Por fim, são analisadas, na quinta parte do livro, as
condições materiais e econômicas dos idosos. Os estudos
apresentados tratam desde da importância dos rendimentos
do trabalho como da acumulação dos diversos capitais (financeiro, material, social e humano). Consideram tanto uma
perspectiva dinâmica da acumulação ao longo do ciclo de
vida quanto uma do estoque de capital. Um dos estudos
aborda o processo de acumulação e desacumulação de recursos financeiros ao longo do ciclo da vida, com ênfase
especial na demanda de ativos, crédito e seguros por parte
dos idosos. Os resultados apontam a caderneta de poupança como o ativo financeiro mais popular. São eles os que
mais a utilizam, os que possuem o maior número de contas e
o maior saldo. A predileção dos idosos por cadernetas de
poupança pode estar atrelada a questões geracionais. Por
um lado, os atuais idosos não participaram ativamente das
inovações do mercado financeiro. Por outro lado, supõe-se
que com o avanço da idade as pessoas tendam a apresentar
um comportamento mais conservador e a caderneta de poupança é considerada uma aplicação financeira de baixo risco.

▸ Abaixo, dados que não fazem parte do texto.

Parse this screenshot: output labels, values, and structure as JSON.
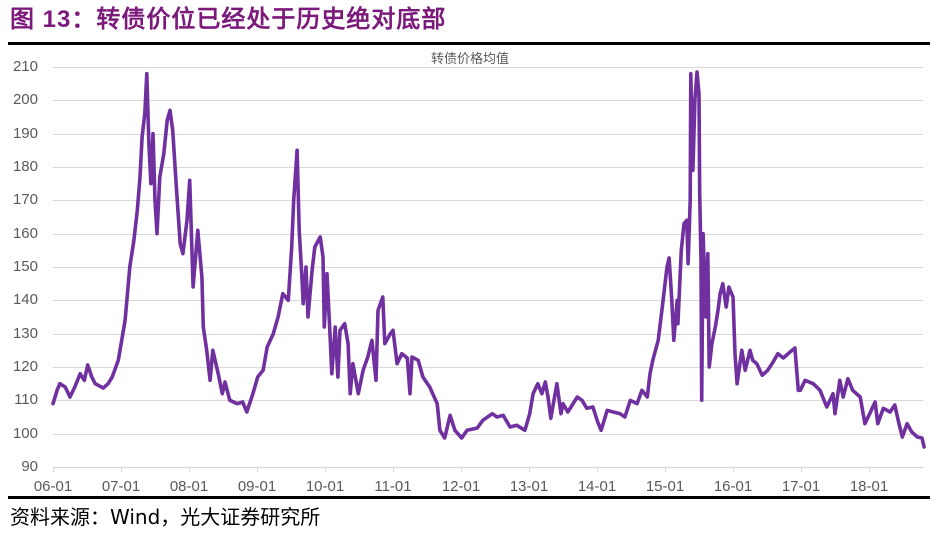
{
  "figure": {
    "title": "图 13：转债价位已经处于历史绝对底部",
    "source": "资料来源：Wind，光大证券研究所",
    "title_color": "#7b1a7b"
  },
  "chart_data": {
    "type": "line",
    "title": "",
    "xlabel": "",
    "ylabel": "",
    "legend": [
      "转债价格均值"
    ],
    "legend_position": "top-center",
    "grid": "horizontal",
    "ylim": [
      90,
      210
    ],
    "xlim": [
      2006.0,
      2018.85
    ],
    "yticks": [
      "210",
      "200",
      "190",
      "180",
      "170",
      "160",
      "150",
      "140",
      "130",
      "120",
      "110",
      "100",
      "90"
    ],
    "xticks": [
      "06-01",
      "07-01",
      "08-01",
      "09-01",
      "10-01",
      "11-01",
      "12-01",
      "13-01",
      "14-01",
      "15-01",
      "16-01",
      "17-01",
      "18-01"
    ],
    "xtick_years": [
      2006,
      2007,
      2008,
      2009,
      2010,
      2011,
      2012,
      2013,
      2014,
      2015,
      2016,
      2017,
      2018
    ],
    "series": [
      {
        "name": "转债价格均值",
        "color": "#7030a0",
        "x": [
          2006.0,
          2006.06,
          2006.1,
          2006.18,
          2006.25,
          2006.32,
          2006.4,
          2006.46,
          2006.51,
          2006.57,
          2006.62,
          2006.74,
          2006.81,
          2006.87,
          2006.96,
          2007.06,
          2007.13,
          2007.19,
          2007.24,
          2007.28,
          2007.31,
          2007.35,
          2007.38,
          2007.41,
          2007.44,
          2007.47,
          2007.5,
          2007.53,
          2007.57,
          2007.63,
          2007.68,
          2007.72,
          2007.76,
          2007.82,
          2007.87,
          2007.91,
          2007.97,
          2008.01,
          2008.06,
          2008.13,
          2008.19,
          2008.21,
          2008.26,
          2008.31,
          2008.35,
          2008.43,
          2008.49,
          2008.53,
          2008.6,
          2008.71,
          2008.79,
          2008.85,
          2008.94,
          2009.01,
          2009.09,
          2009.15,
          2009.24,
          2009.31,
          2009.38,
          2009.46,
          2009.51,
          2009.54,
          2009.59,
          2009.62,
          2009.66,
          2009.68,
          2009.72,
          2009.75,
          2009.81,
          2009.85,
          2009.93,
          2009.97,
          2009.99,
          2010.03,
          2010.07,
          2010.1,
          2010.15,
          2010.19,
          2010.22,
          2010.29,
          2010.34,
          2010.37,
          2010.41,
          2010.49,
          2010.56,
          2010.63,
          2010.69,
          2010.75,
          2010.78,
          2010.85,
          2010.88,
          2010.96,
          2011.0,
          2011.06,
          2011.13,
          2011.21,
          2011.25,
          2011.28,
          2011.37,
          2011.44,
          2011.54,
          2011.65,
          2011.69,
          2011.76,
          2011.84,
          2011.91,
          2012.01,
          2012.09,
          2012.24,
          2012.32,
          2012.46,
          2012.53,
          2012.62,
          2012.72,
          2012.82,
          2012.94,
          2013.01,
          2013.06,
          2013.13,
          2013.19,
          2013.24,
          2013.28,
          2013.32,
          2013.41,
          2013.47,
          2013.5,
          2013.57,
          2013.71,
          2013.78,
          2013.85,
          2013.94,
          2014.01,
          2014.06,
          2014.15,
          2014.24,
          2014.34,
          2014.41,
          2014.49,
          2014.59,
          2014.66,
          2014.74,
          2014.78,
          2014.82,
          2014.9,
          2014.96,
          2015.03,
          2015.06,
          2015.1,
          2015.13,
          2015.18,
          2015.19,
          2015.24,
          2015.28,
          2015.32,
          2015.34,
          2015.37,
          2015.38,
          2015.41,
          2015.44,
          2015.47,
          2015.5,
          2015.51,
          2015.53,
          2015.54,
          2015.56,
          2015.6,
          2015.63,
          2015.65,
          2015.69,
          2015.74,
          2015.78,
          2015.81,
          2015.85,
          2015.9,
          2015.94,
          2016.0,
          2016.03,
          2016.06,
          2016.13,
          2016.18,
          2016.25,
          2016.29,
          2016.35,
          2016.43,
          2016.51,
          2016.59,
          2016.66,
          2016.74,
          2016.84,
          2016.91,
          2016.96,
          2016.99,
          2017.06,
          2017.18,
          2017.28,
          2017.38,
          2017.47,
          2017.5,
          2017.57,
          2017.62,
          2017.69,
          2017.76,
          2017.87,
          2017.94,
          2018.01,
          2018.09,
          2018.13,
          2018.21,
          2018.31,
          2018.38,
          2018.43,
          2018.49,
          2018.56,
          2018.63,
          2018.71,
          2018.78,
          2018.81
        ],
        "values": [
          109,
          113,
          115,
          114,
          111,
          114,
          118,
          116,
          120.6,
          117,
          115,
          113.7,
          115,
          117,
          122,
          134,
          150,
          158,
          167,
          177,
          189,
          196,
          208,
          187,
          175,
          190,
          170,
          160,
          177,
          184,
          194,
          197,
          191,
          172,
          157,
          154,
          164,
          176,
          144,
          161,
          147,
          132,
          125,
          116,
          125,
          118,
          112,
          115.5,
          110,
          109,
          109.5,
          106.5,
          112,
          117,
          119,
          126,
          130,
          135,
          142,
          140,
          156,
          170,
          185,
          161,
          147,
          139,
          150,
          135,
          149,
          156,
          159,
          153,
          132,
          148,
          131,
          118,
          132,
          117,
          131,
          133,
          127,
          112,
          121,
          112,
          119,
          123,
          128,
          116,
          137,
          141,
          127,
          130,
          131,
          121,
          124,
          122.7,
          112,
          123,
          122,
          117,
          114,
          109,
          101,
          98.7,
          105.5,
          101,
          98.7,
          101,
          101.7,
          104,
          106,
          105,
          105.5,
          102,
          102.5,
          101,
          106,
          112,
          115,
          112,
          115.5,
          111,
          104.6,
          115,
          106,
          109,
          106.5,
          111,
          110,
          107.6,
          108,
          103.5,
          101,
          107,
          106.5,
          106,
          105,
          110,
          109,
          113,
          111,
          118,
          122,
          128,
          138,
          150,
          152.7,
          140,
          128,
          140,
          133,
          155,
          163,
          164,
          151,
          170,
          208,
          179,
          200,
          208.5,
          202,
          172,
          152,
          110,
          160,
          135,
          154,
          120,
          127,
          132,
          137,
          142,
          145,
          138,
          144,
          141,
          124,
          115,
          125,
          119,
          125,
          122,
          121,
          117.5,
          119,
          121.5,
          124,
          122.7,
          124.5,
          125.7,
          113,
          113,
          116,
          115,
          113,
          108,
          112,
          106,
          116,
          111,
          116.5,
          113,
          111,
          103,
          106,
          109.5,
          103,
          107.6,
          106.5,
          108.6,
          104,
          99,
          103,
          100.5,
          99,
          98.7,
          96
        ]
      }
    ],
    "gridline_color": "#d9d9d9",
    "axis_label_color": "#595959"
  }
}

O penúltimo capítulo apresenta um índice de preços
específico para a cesta de consumo dos idosos. Isto representa um avanço em termos de instrumental para o auxílio a
formulação de políticas públicas voltadas para os idosos.
Sintetizando, o livro procura abordar a questão do
envelhecimento não apenas como uma questão referente
aos idosos e sim como um desafio para toda a sociedade. O
desafio que se coloca é o de encontrar caminhos para que se
possa comemorar a grande conquista social que é o fato de
que cada vez mais pessoas experimentam a sua vida
alongada.
Muito embora se reconheça que os idosos tenham
demandas específicas, diferenciadas tanto por idade quanto por sexo, para se alcançar "uma sociedade para todas as
idades", como preconizado pelas Nações Unidas, uma política para a população idosa deve estar inserida numa política de desenvolvimento sustentável, objetivando aumentar
o bem estar de todas a população. Os idosos não vivem
isolados e o seu bem-estar está intimamente ligado ao da
sociedade como um todo.
Assume-se que a finalidade última de qualquer política pública deva ser o bem-estar da população. Para que
isto possa ocorrer de forma sustentada, é preciso equilíbrio
financeiro. No caso brasileiro, a preocupação com o ajuste
fiscal está como a finalidade última das políticas públicas,
ou seja, os fins estão sendo trocados pelos meios.
ABSTRACT
The book "Os novos idosos brasileiros: muito além
dos 60?" (The new Brazilian elderly: way beyond 60 ?) presents
a profile of conditions of life of the Brazilian elderly and their
insertion into society, either by means of the labor market or
through family. Through this insertion, the relationship between
dependence and aging is discussed critically, acknowledging
the heterogeneity of the populational segment called elderly, the
complexity of family arrangements and the changes occurred in
Brazilian society, which cause the elderly to assume roles which
have been foreseen neither by literature nor by public politics.